In contrast, the high resolution imagery channels on VIIRS have ~350 m resolution, which is not enough to see each individual puddle, but it is enough to capture the flooding that occurred on the South Platte River subsequent to the 5-18 inches of rain that fell along the Front Range mountains.

Here’s what the “Natural Color” RGB composite of channels I-01 (0.64 µm, blue), I-02 (0.87 µm, green) and I-03 (1.61 µm, red) looked like before the flooding occurred:

VIIRS false-color RGB composite of channels I-01, I-02 and I-03, taken 19:49 UTC 7 September 2013

VIIRS false-color RGB composite of channels I-01, I-02 and I-03, taken 19:49 UTC 7 September 2013

Click on the image, then on the “1172×866” link below the banner to see the full resolution version. Note that you can’t actually see the South Platte River before the flooding occurred, but you can see the dark olive color of the river valley (caused by the mixture of trees, other ground vegetation and rich soils along the river) and the swath of light green irrigated farmland on either side of the river.

The week that the flooding occurred, it was very cloudy (duh!), so VIIRS wasn’t able to see much. But, on the 14th (which people around here refer to as “that Saturday” because each day that week brought specific memories to those that lived through it) the clouds briefly broke enough for VIIRS to see that the South Platte River valley had begun to flood:

VIIRS false-color RGB composite of channels I-01, I-02 and I-03, taken 19:17 UTC 14 September 2013

VIIRS false-color RGB composite of channels I-01, I-02 and I-03, taken 19:17 UTC 14 September 2013. The yellow arrow indicates the furthest east extent of flooding along the South Platte River.

Look for the dark, bluish-greenish color (scientific term) extending as far east as the yellow arrow. That arrow is pointing to the leading edge of the flood water, which was near the town of Weldona at this time. Places upriver from there all the way to the north side of Denver were experiencing significant (even record breaking) flooding.
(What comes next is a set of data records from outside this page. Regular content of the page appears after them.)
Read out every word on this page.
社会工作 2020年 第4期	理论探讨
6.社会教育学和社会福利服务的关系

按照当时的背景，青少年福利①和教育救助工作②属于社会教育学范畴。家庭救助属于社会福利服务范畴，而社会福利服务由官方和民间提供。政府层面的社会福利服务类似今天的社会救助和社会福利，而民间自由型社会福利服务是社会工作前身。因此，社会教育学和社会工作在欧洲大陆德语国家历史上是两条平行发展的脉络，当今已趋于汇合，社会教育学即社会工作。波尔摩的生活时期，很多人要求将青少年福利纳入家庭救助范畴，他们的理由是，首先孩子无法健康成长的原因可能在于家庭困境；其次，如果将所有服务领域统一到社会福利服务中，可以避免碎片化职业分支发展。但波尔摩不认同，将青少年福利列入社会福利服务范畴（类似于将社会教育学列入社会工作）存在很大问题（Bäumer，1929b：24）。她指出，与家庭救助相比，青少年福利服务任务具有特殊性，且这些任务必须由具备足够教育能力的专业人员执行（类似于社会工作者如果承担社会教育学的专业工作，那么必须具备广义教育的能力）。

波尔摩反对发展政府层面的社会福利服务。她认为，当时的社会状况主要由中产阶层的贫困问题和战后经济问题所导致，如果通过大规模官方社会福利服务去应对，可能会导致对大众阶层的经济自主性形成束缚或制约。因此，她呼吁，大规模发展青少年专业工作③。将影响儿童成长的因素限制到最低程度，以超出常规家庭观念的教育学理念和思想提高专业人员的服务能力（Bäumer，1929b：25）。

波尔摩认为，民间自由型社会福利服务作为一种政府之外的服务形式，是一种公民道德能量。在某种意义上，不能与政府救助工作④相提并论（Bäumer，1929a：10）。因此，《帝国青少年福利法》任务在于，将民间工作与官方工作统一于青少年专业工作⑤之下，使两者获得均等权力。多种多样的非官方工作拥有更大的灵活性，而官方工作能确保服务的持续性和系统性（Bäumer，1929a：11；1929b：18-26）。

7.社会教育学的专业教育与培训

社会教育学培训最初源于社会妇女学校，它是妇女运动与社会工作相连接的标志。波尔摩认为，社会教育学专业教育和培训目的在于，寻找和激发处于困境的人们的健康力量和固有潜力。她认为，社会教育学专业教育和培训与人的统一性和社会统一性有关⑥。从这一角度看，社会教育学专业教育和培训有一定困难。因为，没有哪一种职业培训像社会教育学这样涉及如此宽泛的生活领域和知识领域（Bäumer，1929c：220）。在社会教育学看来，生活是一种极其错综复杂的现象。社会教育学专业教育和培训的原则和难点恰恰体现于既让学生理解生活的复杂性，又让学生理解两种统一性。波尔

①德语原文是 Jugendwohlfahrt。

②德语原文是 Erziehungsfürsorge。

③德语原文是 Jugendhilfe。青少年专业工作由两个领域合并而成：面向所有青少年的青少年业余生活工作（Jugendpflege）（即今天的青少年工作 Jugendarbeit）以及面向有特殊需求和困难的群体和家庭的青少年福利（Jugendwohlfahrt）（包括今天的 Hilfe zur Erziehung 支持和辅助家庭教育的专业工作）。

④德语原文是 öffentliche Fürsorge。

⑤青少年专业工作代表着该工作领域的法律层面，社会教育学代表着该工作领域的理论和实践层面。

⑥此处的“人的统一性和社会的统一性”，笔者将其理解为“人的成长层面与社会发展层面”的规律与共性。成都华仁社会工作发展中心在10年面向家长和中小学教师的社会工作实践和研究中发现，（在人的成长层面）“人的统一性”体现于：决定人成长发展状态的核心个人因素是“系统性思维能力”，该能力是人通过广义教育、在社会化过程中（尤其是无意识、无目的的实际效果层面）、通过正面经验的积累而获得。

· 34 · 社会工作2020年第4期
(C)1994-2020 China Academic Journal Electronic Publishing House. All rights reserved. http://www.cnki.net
Three days later (17 September 2013, about one week after the flooding began) it was a really clear day over Colorado, which made it easy to see that the flooding made it past Fort Morgan and Sterling out to little Sedgwick:

VIIRS false-color RGB composite of channels I-01, I-02 and I-03, taken 20:01 UTC 17 September 2013

VIIRS false-color RGB composite of channels I-01, I-02 and I-03, taken 20:01 UTC 17 September 2013. The yellow arrow indicates the furthest east extent of flooding along the South Platte River at this time.

Two weeks after the flood began, flood waters made the South Platte River visible all the way to (and past) North Platte, Nebraska, another site of record flooding roughly 250 miles away from where the heavy rains occurred!

VIIRS false-color RGB composite of channels I-01, I-02 and I-03, taken 19:30 UTC 24 September 2013

VIIRS false-color RGB composite of channels I-01, I-02 and I-03, taken 19:30 UTC 24 September 2013. Note that the South Platte River is visible from Denver, CO to North Platte, NE as a result of the flooding.

Here’s a short animation of this sequence of images:

Animation of VIIRS false-color composites of channels I-01, I-02 and I-03 from 7-24 September 2013

Animation of VIIRS false-color composites of channels I-01, I-02 and I-03 from 7-24 September 2013

You have to click on the image, then on the “1172×866” link to see the images loop.

It should also be said that this event didn’t just affect Colorado. Parts of New Mexico reported over 12 inches of rain and at least 1 death. Cheyenne, Wyoming just recorded the second wettest month on record (dating back to the late 1800s). And, as mentioned above, the flooding made it down the Platte River all the way to central Nebraska. And, as a piece of good news, this flood water is being used to refill the Ogallala Aquifer, which has been low due to long-term, drier-than-normal conditions.

Events like this generally bring more questions than answers: Was it a “100-year flood” or a “1000-year flood”? Could the forecasts have been better? If the forecasts were better, would anyone have believed them? How do you prepare for unprecedented events?